Step 5: Adding Location Data Without Built-in GPS
Neither the Sony A7R II nor the Fujifilm X-T2 has built-in GPS. The Sony can tag photos with your phone's location via the PlayMemories Smart Remote app, but it only embeds the coordinates in the copy sent to your phone — not the file on the camera's SD card. The Fujifilm Camera Remote app does a one-shot location transfer, but you'd need to reconnect every time you move. Neither is practical for a day of shooting.
My solution: I run a GPS track log on my phone using GeoTag Photos Pro, then match the timestamps in post-processing. Here's how to apply the GPS data with Python:
import gpxpy
import httpx
from datetime import datetime, timezone
def load_gps_track(gpx_path: str) -> list:
"""Load GPS track points from a GPX file."""
with open(gpx_path) as f:
gpx = gpxpy.parse(f)
points = []
for track in gpx.tracks:
for segment in track.segments:
for point in segment.points:
points.append({
"time": point.time.replace(tzinfo=timezone.utc),
"lat": point.latitude,
"lon": point.longitude,
})
return sorted(points, key=lambda p: p["time"])
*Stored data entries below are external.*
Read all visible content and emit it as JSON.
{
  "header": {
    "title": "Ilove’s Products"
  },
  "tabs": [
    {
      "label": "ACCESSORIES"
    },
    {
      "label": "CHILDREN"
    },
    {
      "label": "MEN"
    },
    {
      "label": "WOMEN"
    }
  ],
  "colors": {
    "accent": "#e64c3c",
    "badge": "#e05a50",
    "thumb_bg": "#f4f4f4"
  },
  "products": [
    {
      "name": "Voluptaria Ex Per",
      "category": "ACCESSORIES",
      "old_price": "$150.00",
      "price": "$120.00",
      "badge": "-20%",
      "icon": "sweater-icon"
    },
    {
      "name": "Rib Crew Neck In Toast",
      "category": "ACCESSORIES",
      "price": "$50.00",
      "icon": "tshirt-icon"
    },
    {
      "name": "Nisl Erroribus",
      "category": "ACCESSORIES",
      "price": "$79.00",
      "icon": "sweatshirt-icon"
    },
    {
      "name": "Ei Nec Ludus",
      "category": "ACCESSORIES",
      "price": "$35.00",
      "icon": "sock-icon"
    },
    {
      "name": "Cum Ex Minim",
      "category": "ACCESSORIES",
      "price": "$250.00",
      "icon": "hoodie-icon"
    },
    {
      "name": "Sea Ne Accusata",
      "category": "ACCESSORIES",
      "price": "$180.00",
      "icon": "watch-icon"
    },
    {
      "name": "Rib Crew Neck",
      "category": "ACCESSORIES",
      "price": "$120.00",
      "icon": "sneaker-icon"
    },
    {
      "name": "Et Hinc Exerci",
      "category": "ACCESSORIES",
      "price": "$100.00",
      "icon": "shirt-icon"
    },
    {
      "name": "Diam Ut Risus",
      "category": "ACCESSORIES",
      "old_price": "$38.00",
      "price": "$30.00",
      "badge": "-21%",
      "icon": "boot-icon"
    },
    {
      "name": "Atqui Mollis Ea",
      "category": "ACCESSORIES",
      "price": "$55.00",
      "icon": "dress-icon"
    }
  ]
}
def find_nearest_location(photo_time: datetime, gps_points: list, max_offset_sec: int = 300):
"""Find the closest GPS point to a photo's timestamp."""
closest = None
min_diff = float("inf")
for pt in gps_points:
diff = abs((photo_time - pt["time"]).total_seconds())
if diff < min_diff and diff <= max_offset_sec:
min_diff = diff
closest = pt
return closest
def reverse_geocode(lat: float, lon: float) -> dict:
"""Get location name from GPS coordinates using Nominatim."""
response = httpx.get(
"https://nominatim.openstreetmap.org/reverse",
params={"lat": lat, "lon": lon, "format": "json", "zoom": 10},
headers={"User-Agent": "photo-organiser/1.0"}
)
data = response.json()
address = data.get("address", {})
return {
"city": address.get("city", address.get("town", "")),
"country": address.get("country", ""),
}
# Load track and match to photos
gps_points = load_gps_track("/tracks/2025-03-15.gpx")
loc = reverse_geocode(gps_points[0]["lat"], gps_points[0]["lon"])
print(f"Shoot location: {loc['city']}, {loc['country']}") # Montevideo, Uruguay
The key is keeping your camera's clock synchronised with your phone's clock — I check this before every shoot. The max_offset_sec parameter lets you control how much time drift to tolerate; 5 minutes works well for walking around a city.
Putting It All Together: The Full Pipeline
Here's the complete pipeline I run every time I come back from a shoot:
#!/bin/bash
# photo-pipeline.sh -- run after every shoot
set -e
SOURCE=/mnt/sd_card/DCIM
DEST=/photos/organised
EXPORT=/photos/exported
GPX=/tracks
DATE=$(date +%Y-%m-%d)
echo "[$DATE] Starting photo pipeline..."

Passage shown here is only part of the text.